Hungary divided on ballot to extend citizenship

HUNGARY: Hungary voted yesterday on whether to give citizenship to five million ethnic Hungarians living abroad, a move that…

HUNGARY: Hungary voted yesterday on whether to give citizenship to five million ethnic Hungarians living abroad, a move that many here hail as a way to heal historical wounds but which the government warns could stoke nationalism and cripple the economy writes Daniel McLaughlin in Budapest.

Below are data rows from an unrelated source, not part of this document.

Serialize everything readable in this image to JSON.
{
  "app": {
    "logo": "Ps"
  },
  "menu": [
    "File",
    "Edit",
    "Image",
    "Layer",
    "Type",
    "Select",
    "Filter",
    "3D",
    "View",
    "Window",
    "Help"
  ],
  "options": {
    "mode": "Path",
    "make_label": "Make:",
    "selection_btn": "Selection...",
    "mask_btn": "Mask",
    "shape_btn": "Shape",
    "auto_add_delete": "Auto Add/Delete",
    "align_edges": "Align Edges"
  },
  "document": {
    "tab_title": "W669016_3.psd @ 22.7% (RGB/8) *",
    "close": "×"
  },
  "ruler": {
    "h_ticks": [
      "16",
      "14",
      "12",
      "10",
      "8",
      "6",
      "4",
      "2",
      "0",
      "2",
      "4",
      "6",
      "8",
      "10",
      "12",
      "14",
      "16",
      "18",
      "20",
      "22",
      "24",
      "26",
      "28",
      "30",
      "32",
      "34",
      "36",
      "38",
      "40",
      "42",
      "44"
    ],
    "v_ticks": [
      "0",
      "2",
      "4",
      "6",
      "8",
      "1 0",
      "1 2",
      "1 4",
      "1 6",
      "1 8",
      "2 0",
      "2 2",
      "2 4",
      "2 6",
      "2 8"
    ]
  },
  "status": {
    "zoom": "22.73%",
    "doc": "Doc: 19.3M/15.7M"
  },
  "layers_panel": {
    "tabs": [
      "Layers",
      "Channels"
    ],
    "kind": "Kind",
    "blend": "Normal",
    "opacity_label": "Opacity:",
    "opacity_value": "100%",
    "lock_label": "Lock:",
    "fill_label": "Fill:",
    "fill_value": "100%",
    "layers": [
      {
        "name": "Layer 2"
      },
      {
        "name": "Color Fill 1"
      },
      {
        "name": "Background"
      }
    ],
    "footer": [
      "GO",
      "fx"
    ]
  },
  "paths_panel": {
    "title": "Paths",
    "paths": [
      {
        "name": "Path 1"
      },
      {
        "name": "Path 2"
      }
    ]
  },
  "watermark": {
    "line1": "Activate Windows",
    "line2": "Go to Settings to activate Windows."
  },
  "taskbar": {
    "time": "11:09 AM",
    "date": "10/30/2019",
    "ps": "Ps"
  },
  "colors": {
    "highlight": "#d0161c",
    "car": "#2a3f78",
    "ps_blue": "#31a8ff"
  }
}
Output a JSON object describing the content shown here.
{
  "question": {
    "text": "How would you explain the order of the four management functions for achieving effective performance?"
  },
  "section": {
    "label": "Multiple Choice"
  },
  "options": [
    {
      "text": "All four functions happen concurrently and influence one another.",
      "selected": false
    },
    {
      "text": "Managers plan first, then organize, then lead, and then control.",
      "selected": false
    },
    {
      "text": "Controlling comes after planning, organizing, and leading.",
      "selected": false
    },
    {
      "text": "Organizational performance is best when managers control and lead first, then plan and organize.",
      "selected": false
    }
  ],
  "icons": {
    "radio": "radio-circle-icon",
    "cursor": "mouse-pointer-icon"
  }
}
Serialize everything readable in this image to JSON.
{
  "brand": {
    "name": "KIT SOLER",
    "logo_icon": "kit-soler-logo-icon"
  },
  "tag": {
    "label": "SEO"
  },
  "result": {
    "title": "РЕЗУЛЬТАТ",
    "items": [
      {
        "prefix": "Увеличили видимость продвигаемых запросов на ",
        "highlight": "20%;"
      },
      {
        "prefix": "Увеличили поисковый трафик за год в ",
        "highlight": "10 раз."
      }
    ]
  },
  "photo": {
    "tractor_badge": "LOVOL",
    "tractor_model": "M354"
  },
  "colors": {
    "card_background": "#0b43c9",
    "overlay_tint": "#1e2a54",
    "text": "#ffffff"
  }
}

Early results showed the vote in the balance, with 50.2 per cent against the move and 49.8 per cent in favour, on a turnout of 34 per cent. For a binding result, turnout had to be at least 50 percent of the eight million-strong electorate, or a quarter of them had to vote one way.

Supporters of the referendum said a Yes vote would unite the nation, more than 80 years after the Treaty of Trianon punished Hungary for its role in the First World War by handing much of its territory to neighbouring countries. Millions of Hungarians now live in Romania, Slovakia, Serbia and Ukraine.

"The invitations to the December 5th wedding were sent 84 years ago," Mr Viktor Orban, a former prime minister and leader of the right-wing Fidesz opposition party, told a recent rally in Budapest. "Recreating a 15 million-strong nation from a country of 10 million is a historic deed."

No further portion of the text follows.